Data from: A comparison of diversity estimators applied to a database of host-parasite associations
Data files
May 27, 2020 version files 2.78 GB
- 
              
                GMPD_main_zeroPrevIncluded_2016-12-01.csv
                11.21 MB
- 
              
                increased_sampling.rds
                1.32 GB
- 
              
                Readme.rtf
                1.85 KB
- 
              
                samplingAnalysis.Rmd
                36.92 KB
- 
              
                samplingSimulations.Rmd
                28.76 KB
- 
              
                simulated_sampling.rds
                1.44 GB
- 
              
                simulateSampling.R
                8.92 KB
- 
              
                SpadeR_functions_edited.R
                36.36 KB
Abstract
    Understanding the drivers of biodiversity is important for forecasting changes in the distribution of life on earth. However, most studies of biodiversity are limited by uneven sampling effort, with some regions or taxa better sampled than others. Numerous methods have been developed to account for differences in sampling effort, but most methods were developed for systematic surveys in which all study units are sampled using the same design and assemblages are sampled randomly.

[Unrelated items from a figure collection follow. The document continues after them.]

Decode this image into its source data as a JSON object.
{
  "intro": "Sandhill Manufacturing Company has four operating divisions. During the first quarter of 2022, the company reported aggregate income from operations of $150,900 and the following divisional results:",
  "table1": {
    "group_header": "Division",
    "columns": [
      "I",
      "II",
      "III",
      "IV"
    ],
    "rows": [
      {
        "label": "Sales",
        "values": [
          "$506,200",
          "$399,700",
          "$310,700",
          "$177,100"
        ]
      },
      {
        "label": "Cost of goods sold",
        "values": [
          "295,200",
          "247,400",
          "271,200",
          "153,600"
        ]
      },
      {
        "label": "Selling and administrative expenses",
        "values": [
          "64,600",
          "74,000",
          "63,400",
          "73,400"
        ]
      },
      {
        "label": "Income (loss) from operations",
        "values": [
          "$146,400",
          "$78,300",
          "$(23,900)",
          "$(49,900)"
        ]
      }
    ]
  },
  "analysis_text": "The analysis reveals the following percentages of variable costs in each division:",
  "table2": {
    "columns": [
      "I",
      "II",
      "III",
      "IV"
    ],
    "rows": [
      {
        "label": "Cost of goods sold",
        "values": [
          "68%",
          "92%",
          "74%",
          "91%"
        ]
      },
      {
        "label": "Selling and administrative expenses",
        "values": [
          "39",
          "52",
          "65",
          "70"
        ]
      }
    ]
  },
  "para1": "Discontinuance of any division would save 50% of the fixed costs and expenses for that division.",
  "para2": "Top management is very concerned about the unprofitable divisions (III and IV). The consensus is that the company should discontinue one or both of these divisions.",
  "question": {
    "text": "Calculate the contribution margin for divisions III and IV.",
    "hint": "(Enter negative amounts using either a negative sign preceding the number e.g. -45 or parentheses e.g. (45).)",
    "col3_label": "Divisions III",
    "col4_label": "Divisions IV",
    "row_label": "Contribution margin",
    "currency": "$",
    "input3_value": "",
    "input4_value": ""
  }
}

Databases compiled from multiple sources, such as from the literature, often violate these assumptions because they are composed of studies that vary widely in their goals and methods. Here, we compared the performance of several popular methods for estimating parasite diversity based on a large and widely used parasite database, the Global Mammal Parasite Database (GMPD). We created artificial datasets of host-parasite interactions based on the structure of the GMPD, then used these datasets to evaluate which methods best control for differential sampling effort. We evaluated the precision and bias of seven methods, including species accumulation and nonparametric diversity estimators, compared to analyzing the raw data without controlling for sampling variation. We find that nonparametric estimators, and particularly the Chao2 and second-order jackknife estimators, perform better than other methods. However, these estimators still perform poorly relative to systematic sampling, and effect sizes should be interpreted with caution because they tend to be lower than actual effect sizes. Overall, using these estimators is more effective in comparative studies than for estimating true estimates of diversity. We make recommendations for future sampling strategies and statistical methods that would improve estimates of global parasite diversity.
  
  
  
  All code are .R or .Rmd files to be run in R.